Posted on:2000-08-22Degree:Ph.DType:Dissertation
University:The University of Wisconsin - MadisonCandidate:Leung, Helen Hok-SzeFull Text:PDF
GTID:1466390014965576Subject:Literature
Abstract/Summary:
Through a comparative analysis of Chen Kaige's film Yellow Earth , Amadou Saleem Seck's film Saaraba, Zhang Chengzhi's short fiction and Nurrudin Farah's novel Maps, this dissertation examines some of the contradictions inherent in the ideological premises of Third World revolutions as they are articulated in culture and the potential of these contradictions to inspire alternative formulations of community.;Chapter one analyses the theoretical debates over the category “Third World” and argues for its relevance to the study of cultural productions at a specific historical juncture.
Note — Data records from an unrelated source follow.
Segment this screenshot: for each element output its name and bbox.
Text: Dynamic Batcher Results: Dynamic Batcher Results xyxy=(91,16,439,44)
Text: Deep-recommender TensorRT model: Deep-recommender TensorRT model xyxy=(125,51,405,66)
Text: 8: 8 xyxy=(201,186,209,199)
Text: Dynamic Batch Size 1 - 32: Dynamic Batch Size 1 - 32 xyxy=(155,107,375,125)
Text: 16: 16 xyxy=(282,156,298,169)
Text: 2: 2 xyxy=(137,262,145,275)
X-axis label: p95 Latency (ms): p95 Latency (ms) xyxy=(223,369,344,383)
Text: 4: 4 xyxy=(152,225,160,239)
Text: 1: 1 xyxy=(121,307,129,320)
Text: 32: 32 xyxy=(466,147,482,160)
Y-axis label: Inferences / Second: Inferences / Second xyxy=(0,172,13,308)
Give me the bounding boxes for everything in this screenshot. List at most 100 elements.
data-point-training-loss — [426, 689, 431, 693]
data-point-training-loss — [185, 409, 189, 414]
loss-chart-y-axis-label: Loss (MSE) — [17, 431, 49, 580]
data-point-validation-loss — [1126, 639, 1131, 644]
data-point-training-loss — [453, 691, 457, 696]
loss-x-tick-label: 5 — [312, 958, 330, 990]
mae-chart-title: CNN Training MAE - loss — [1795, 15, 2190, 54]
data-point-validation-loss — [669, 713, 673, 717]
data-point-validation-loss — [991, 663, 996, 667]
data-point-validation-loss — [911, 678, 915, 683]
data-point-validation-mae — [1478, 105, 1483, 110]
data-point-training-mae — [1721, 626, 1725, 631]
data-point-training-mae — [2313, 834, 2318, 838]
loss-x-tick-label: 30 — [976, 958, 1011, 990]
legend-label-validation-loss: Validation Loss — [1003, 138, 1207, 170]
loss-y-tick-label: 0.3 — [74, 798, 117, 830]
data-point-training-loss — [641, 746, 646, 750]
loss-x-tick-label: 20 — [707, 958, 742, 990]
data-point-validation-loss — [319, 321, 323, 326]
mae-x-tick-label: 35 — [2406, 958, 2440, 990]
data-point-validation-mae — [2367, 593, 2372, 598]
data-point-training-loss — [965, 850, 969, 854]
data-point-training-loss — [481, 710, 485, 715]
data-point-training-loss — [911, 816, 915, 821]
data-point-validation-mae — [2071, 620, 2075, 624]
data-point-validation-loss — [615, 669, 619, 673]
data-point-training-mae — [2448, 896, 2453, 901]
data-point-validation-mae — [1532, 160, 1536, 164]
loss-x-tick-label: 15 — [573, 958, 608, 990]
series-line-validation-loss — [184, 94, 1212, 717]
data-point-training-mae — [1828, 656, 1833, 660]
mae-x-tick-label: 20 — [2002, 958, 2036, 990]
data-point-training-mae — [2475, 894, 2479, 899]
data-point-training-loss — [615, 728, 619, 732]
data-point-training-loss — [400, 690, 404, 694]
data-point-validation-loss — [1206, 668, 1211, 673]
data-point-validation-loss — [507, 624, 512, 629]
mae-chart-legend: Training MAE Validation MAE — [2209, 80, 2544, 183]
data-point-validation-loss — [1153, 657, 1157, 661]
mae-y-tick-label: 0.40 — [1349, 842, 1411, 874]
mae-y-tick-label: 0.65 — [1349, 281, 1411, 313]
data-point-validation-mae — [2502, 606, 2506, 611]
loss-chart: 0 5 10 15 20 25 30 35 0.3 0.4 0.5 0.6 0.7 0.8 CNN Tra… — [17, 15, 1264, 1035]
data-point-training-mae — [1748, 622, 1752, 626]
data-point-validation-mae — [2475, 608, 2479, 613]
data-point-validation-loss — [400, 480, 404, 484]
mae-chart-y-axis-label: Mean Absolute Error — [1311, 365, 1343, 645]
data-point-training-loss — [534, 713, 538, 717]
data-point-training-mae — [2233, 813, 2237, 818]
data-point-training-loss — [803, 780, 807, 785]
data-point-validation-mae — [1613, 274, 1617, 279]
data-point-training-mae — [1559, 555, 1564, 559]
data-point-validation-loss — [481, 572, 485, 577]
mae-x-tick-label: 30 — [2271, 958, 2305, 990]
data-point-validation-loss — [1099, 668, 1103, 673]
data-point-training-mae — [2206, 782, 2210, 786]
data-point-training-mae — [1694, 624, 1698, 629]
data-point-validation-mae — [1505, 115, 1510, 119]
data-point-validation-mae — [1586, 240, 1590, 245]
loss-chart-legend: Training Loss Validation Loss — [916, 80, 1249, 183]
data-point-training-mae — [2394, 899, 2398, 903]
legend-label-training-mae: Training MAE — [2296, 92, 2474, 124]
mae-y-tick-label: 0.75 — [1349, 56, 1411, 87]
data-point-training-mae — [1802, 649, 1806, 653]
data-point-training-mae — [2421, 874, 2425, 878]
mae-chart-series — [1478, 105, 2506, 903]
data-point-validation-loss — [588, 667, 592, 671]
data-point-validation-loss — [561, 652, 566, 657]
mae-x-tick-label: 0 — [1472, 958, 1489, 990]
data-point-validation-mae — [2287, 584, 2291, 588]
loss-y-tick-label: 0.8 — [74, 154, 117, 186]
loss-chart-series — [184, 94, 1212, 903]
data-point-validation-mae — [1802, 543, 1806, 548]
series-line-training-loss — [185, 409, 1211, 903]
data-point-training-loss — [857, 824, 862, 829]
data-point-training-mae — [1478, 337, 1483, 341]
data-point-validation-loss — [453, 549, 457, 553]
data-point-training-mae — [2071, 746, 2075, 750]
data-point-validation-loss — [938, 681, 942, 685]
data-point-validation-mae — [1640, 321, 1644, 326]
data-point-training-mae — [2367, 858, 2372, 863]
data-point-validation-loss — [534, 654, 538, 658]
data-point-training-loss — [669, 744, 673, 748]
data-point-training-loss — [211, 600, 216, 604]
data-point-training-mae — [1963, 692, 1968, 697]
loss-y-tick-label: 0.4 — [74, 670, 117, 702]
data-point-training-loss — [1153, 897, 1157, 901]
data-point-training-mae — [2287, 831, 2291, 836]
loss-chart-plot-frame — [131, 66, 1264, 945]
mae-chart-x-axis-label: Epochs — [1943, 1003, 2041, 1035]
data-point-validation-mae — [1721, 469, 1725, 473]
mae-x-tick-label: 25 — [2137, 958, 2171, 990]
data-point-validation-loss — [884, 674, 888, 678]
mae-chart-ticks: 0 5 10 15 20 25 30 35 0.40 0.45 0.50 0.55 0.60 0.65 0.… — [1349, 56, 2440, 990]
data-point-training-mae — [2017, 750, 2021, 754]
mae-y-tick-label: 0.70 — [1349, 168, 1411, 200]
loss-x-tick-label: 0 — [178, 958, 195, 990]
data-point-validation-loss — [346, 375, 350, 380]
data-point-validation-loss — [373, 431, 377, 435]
It situates the texts under examination in relation to the history of Third World revolution and the contemporary global order. It also outlines the interpretive strategy of the dissertation, which highlights the critical as well as utopian dimensions of the texts.;Chapter two analyzes Yellow Earth as a critique of a Maoist project aimed at fostering a “mutual apprenticeship” between cultural workers and the peasantry. The film exposes the myriad contradictions and points to the historically unexplored utopian potential of the project.;Chapter three examines the problem of nativism through an analysis of the film Saaraba. The film also illustrates the danger of disillusionment in postcolonial societies and the difficulty in salvaging humanism as a new utopian discourse.;Chapter four offers an analysis of three pieces of short fiction by Zhang Chengzhi and explores their visions of faith and the challenges they pose for a Chinese nationalism which marginalizes ethnic minorities.;Chapter five analyzes the narrative strategy of Maps as a self-critical reenactment of an ethnocentric and misogynist discourse of nationalism. The novel examines the emotional appeal and devastating consequences of Pan-Somali aspirations which remain blind to the possibility of more hybrid and multicultural forms of community.;In conclusion, the dissertation argues that the aesthetic of hesitation common to all of the texts examined opens up a site for imagining what borders on the impossible. Such an aesthetic renders visible the traces and figures which suggest potentially less destructive principles of community and more inclusive ways of relating and living in difference.